Tuesday, January 24, 2023

Indie Ink Runs Deep: Kyle Mitchell and Spirtless But Actually Not


Every now and then I manage to talk a small press author into showing us a little skin... tattooed skin, that is. I know there are websites and books out there that have been-there-done-that already, but I hadn't seen one with a specific focus on the authors and publishers of the small press community. Whether it's the influence for their book, influenced by their book, or completely unrelated to the book, we get to hear the story behind their indie ink....


Today's ink story comes from Kyle Mitchell, who's recently released an illustrated collection called  Spiritless But Actually Not

Indie Ink Runs Deep: Kyle Mitchell

I’d still like to get a face tattoo but my mom paid me $400 in 2018 to promise to never. And $400 is $400. I was planning on getting “God is dead” in German tattooed across my left jaw, like Gott ist tot.

I truly, truly regret making that promise. Anyway.

Fast forward to summer 2021, I was lying in bed debating driving myself to the emergency room. My hand was swollen like a goddamn softball. Why?

(Also, I want you to envision this—like, literally, a softball.

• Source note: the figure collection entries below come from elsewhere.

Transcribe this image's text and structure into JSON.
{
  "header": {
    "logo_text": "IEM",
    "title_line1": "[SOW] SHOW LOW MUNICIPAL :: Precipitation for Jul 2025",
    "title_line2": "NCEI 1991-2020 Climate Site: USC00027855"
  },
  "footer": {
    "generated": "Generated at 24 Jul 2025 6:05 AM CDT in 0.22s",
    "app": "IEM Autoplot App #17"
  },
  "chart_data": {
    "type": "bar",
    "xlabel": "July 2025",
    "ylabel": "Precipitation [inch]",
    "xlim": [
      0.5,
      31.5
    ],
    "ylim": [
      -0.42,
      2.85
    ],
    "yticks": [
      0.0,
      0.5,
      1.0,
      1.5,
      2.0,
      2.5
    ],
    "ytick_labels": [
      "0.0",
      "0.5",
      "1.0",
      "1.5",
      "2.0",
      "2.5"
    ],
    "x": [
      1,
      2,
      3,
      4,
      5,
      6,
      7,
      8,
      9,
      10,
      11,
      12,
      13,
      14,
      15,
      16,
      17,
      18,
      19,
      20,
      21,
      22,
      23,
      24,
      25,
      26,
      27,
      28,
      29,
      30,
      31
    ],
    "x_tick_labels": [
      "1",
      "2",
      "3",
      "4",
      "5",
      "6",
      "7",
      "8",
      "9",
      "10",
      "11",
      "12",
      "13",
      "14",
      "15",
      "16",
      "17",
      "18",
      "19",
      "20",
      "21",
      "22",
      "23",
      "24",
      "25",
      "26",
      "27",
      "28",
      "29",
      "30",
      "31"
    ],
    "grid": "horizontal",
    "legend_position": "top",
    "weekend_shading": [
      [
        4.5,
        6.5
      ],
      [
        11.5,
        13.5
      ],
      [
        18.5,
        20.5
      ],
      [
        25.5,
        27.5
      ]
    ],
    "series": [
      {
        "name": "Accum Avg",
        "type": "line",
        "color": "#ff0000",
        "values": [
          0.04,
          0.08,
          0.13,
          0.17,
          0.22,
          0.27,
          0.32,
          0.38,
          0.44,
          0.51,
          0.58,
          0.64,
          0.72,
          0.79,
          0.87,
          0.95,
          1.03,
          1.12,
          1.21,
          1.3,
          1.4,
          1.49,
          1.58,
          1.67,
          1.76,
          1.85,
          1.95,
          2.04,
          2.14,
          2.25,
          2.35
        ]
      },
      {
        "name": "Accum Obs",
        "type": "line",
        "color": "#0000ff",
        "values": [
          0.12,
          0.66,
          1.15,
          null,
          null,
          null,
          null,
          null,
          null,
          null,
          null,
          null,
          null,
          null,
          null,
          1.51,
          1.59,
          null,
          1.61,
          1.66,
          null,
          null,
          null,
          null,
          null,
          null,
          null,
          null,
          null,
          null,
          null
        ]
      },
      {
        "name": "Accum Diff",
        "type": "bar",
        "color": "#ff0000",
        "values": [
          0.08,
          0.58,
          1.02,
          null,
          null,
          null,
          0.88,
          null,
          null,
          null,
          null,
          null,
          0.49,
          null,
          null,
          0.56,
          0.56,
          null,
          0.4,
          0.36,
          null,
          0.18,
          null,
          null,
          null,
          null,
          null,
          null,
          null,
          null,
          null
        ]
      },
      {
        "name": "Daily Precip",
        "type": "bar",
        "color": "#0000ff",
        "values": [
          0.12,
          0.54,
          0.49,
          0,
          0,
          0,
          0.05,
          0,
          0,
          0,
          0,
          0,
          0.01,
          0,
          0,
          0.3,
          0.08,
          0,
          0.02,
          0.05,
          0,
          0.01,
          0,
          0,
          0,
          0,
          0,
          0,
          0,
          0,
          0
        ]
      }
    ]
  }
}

I was like, this has to be an emergency. But then I fell in love with capitalism all over again, thinking about how I have no medical insurance, I can’t afford the inevitable amputation. Panic, sleeplessness.)

Allow me to explain.

I tattooed my hand.

Am I a tattoo artist? No. Of course not. I bought a tattoo gun off Amazon for like $80 and it came with some pretty ink from China.

I took a ballpoint pen to my left hand and drew a pyramid getting split by lightning. (It’s a tarot card—the Egyptian depiction of card 16—the Lightning Struck Tower, indicative of cataclysm and apocalypse (two things I like).)

I then tattooed over that ballpoint pen—and hilariously I did everything correct. Like, sanitized everything. Trying to avoid, for example, a medical emergency.

But what I didn’t realize until I was lying in bed that night, literally having a panic attack—my hand the size of a SOFTBALL—I tattooed my fucking tendon. Like the tendon that connects your middle finger to your hand, that runs along the middle knuckle.

I shoved that needle so far into my skin that I tore up the actual tendon lying beneath. I went through the skin.

(And how do I know it was the tendon? Only because the pain was acute and excruciating, far more than skin deep. But I am, in fact, not a doctor…)

A normal, professional tattoo artist of course doesn’t even really go all that deep. There’s a sweet spot. I just wanted to make sure that the ink stuck, you know; I ran over that red lightning bolt a hundred times until the blood and ink were indistinguishable.

I find it hilarious, in retrospect. Took like 7 days but the swelling went down. I’m fine.


Kyle Mitchell grew up in Arizona. Existential exhaustion beneath panoramic sunsets, unable for one's life to place the mystery of it all.